Now, customers can also pick up less-than-minimum orders at the duo’s sister store, Rooted Ritual Apothecary, 1309 N. Green St., McHenry. They opened for business on Feb. 8.
In addition to picking up their frozen food orders, customers can shop for handmade beauty and home products, refillable personal care and cleaning supplies, home decor and more.
“It is a storefront that offers sustainable, non-toxic health and beauty products,” Ozog said.
Having both the food and the eco-friendly and sustainable goods at one location was designed “to make it easy and convenient” for customers, Alexander said.
Their foods, offered at mindfulrootsliving.com, include overnight oats, muffin tops, soups, sauces and sourdough bread. All of the foods are “husband- and kid-approved,” Ozog said. Customers can add their own animal proteins to the dishes at home too.
In addition to products they are selling, via wholesale, in the store, Ozog and Alexander are are working with six vendors who lease space to sell their wares.
One of those vendors is Jodi Stone of The REfill Shed. The local company offers bulk, refillable goods - shampoo and conditioner, body wash, lotion and soap – and is one of the McHenry Riverwalk Shoppes stores for 2026. The shops are set to open for the season on May 1.
Customers can bring in their own containers to fill, or reusable containers are available for purchase at the store, Ozog said.
What their products do not have are phthalates, Alexander said.
According to the National Institutes of Health, “phthalates are a series of widely used chemicals that demonstrate to be endocrine disruptors and ... can be found in most products that have contact with plastics during producing, packaging, or delivering.”

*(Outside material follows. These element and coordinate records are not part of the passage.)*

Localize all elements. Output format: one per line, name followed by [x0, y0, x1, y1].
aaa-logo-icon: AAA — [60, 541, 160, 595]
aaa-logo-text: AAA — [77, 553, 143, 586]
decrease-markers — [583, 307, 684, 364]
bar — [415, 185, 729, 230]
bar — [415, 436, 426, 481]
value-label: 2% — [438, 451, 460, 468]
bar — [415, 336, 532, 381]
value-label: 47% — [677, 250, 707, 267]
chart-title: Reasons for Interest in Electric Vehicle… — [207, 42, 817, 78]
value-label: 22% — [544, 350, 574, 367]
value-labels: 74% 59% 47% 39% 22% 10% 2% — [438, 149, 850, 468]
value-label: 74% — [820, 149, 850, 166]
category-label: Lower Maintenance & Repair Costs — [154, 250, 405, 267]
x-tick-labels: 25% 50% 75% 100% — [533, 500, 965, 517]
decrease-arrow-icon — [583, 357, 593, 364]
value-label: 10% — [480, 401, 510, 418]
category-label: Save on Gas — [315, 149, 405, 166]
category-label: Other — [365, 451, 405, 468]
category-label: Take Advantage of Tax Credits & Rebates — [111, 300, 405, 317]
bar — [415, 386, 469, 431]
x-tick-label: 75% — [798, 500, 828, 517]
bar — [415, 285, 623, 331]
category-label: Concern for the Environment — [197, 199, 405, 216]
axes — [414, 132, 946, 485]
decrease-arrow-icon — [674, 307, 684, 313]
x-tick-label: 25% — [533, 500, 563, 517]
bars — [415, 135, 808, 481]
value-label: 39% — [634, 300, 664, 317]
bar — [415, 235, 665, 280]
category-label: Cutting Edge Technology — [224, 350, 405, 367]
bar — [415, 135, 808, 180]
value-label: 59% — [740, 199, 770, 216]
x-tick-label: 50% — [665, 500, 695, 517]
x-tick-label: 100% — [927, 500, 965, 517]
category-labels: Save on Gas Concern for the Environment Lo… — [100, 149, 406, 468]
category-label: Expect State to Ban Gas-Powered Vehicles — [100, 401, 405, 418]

Alexander said she began researching alternative products about two years ago.
“I’ve been using nontoxic [products] at home, because of my health issues” adding she’s gone through a lot of trial and error to determine what products caused issues for her, and which ones helped.
She stands by those products, too. “I like to get ready and do my hair. I didn’t have to give that up” by switching products, Alexander said.
No grand opening date has been set, with Ozog noting that so far it’s been “a very soft opening.”
They do plan to add classes too, once space in the basement is ready.
“We will open our basement for educational classes on health, with a huge list of speakers,” she said.
Ozog will also do a class on sourdough. Her sourdough starter came from a friend in Colorado and is claimed to be 182 years old, passed down for generations.
The store currently is open 11 a.m. to 6 p.m. Thursday and Friday, 11 and to 5 p.m. Saturday and 11 a.m. to 3 p.m. Sunday. Once “shopping season” starts later this spring, they plan to open additional days, Ozog added.